Il s’assit lourdement sur sa chaise et regarda longuement son téléphone. Il y avait tant de choses qui se bousculaient dans sa tête ! Et il n’y avait qu’une seule personne à qui il aurait voulu se confier. Une seule. Il approcha ses doigts des touches du clavier, hésita, puis composa finalement le numéro de Lola.
Après dix sonneries dans le vide, il raccrocha et essaya le numéro de son téléphone portable, toujours sans succès. La libraire avait même coupé son répondeur. Il laissa tomber le combiné, dépité.
Il entendait encore, cruelle, la dernière phrase de Lola. Je te recontacterai. Ari ferma les yeux et appuya sa tête sur le dossier de son fauteuil. Ces trois petits mots embrassaient à eux seuls les deux sentiments contradictoires qui l’habitaient alors, et pour longtemps sans doute.
Le plus profond désespoir et la plus légitime espérance.
Après quelques minutes, il se remit au travail.
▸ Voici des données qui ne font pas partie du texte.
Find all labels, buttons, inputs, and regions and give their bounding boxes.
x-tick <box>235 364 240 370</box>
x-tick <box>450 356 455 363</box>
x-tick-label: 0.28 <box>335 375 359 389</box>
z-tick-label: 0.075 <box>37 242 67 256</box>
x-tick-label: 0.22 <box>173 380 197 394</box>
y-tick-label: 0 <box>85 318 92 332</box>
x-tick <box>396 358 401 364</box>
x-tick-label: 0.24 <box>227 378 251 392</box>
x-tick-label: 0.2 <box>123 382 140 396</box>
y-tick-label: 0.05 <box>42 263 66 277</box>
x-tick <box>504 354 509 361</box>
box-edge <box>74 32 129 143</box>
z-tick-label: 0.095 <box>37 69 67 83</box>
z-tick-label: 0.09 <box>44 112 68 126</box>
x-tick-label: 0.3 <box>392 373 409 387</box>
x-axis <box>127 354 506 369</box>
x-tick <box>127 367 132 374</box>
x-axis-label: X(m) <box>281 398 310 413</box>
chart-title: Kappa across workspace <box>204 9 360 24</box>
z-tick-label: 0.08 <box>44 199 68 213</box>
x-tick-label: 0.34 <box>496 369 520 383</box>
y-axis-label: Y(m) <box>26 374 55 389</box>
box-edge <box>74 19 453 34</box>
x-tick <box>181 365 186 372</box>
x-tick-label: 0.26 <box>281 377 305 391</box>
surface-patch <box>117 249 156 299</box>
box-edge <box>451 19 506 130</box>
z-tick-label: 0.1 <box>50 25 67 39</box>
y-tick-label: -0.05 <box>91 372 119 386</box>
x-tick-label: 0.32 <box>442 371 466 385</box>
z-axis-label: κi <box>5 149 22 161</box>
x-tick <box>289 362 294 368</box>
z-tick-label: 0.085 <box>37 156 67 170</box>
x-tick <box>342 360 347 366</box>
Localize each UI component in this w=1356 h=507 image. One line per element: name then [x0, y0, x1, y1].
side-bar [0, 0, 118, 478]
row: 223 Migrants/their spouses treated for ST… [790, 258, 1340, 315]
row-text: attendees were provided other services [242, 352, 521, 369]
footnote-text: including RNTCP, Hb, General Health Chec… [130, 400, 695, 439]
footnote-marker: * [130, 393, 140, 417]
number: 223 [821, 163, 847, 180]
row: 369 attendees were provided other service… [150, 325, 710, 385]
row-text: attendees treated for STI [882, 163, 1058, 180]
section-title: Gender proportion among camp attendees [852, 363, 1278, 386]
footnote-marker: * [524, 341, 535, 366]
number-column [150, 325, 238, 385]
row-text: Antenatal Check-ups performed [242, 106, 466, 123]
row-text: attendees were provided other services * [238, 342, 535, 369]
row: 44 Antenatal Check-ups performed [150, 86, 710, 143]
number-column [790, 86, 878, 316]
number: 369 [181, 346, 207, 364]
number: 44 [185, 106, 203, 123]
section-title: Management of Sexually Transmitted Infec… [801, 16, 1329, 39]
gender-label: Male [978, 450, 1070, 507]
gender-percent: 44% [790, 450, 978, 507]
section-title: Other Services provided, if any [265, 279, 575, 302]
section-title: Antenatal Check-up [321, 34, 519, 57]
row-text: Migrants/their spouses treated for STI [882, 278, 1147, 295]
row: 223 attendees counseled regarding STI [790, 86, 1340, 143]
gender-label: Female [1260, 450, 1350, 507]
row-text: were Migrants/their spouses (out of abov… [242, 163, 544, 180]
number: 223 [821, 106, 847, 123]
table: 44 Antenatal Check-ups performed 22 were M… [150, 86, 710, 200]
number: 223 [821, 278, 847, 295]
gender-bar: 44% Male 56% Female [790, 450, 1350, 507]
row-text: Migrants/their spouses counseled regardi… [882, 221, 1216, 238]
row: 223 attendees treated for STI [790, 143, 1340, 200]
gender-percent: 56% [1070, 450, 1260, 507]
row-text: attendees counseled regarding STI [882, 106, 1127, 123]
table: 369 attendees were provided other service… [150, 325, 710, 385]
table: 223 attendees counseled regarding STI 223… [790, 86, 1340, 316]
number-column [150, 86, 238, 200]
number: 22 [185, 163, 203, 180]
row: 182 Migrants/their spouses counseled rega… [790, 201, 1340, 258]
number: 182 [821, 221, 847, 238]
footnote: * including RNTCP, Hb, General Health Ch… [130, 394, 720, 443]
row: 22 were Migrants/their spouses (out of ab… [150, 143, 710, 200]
Il passa le reste de l’après-midi à avancer sur ses différents dossiers, sans enthousiasme, puis vers 18 heures, il quitta enfin Levallois pour retourner à Bastille. Iris, Krysztov et lui n’avaient rendez-vous qu’à 23 heures devant Saint-Julien-le-Pauvre. Il avait un peu de temps pour se détendre. Et cela faisait longtemps qu’il n’était pas allé dans son bar favori. Rien ne lui faisait tant envie que quelques bons vieux whiskys.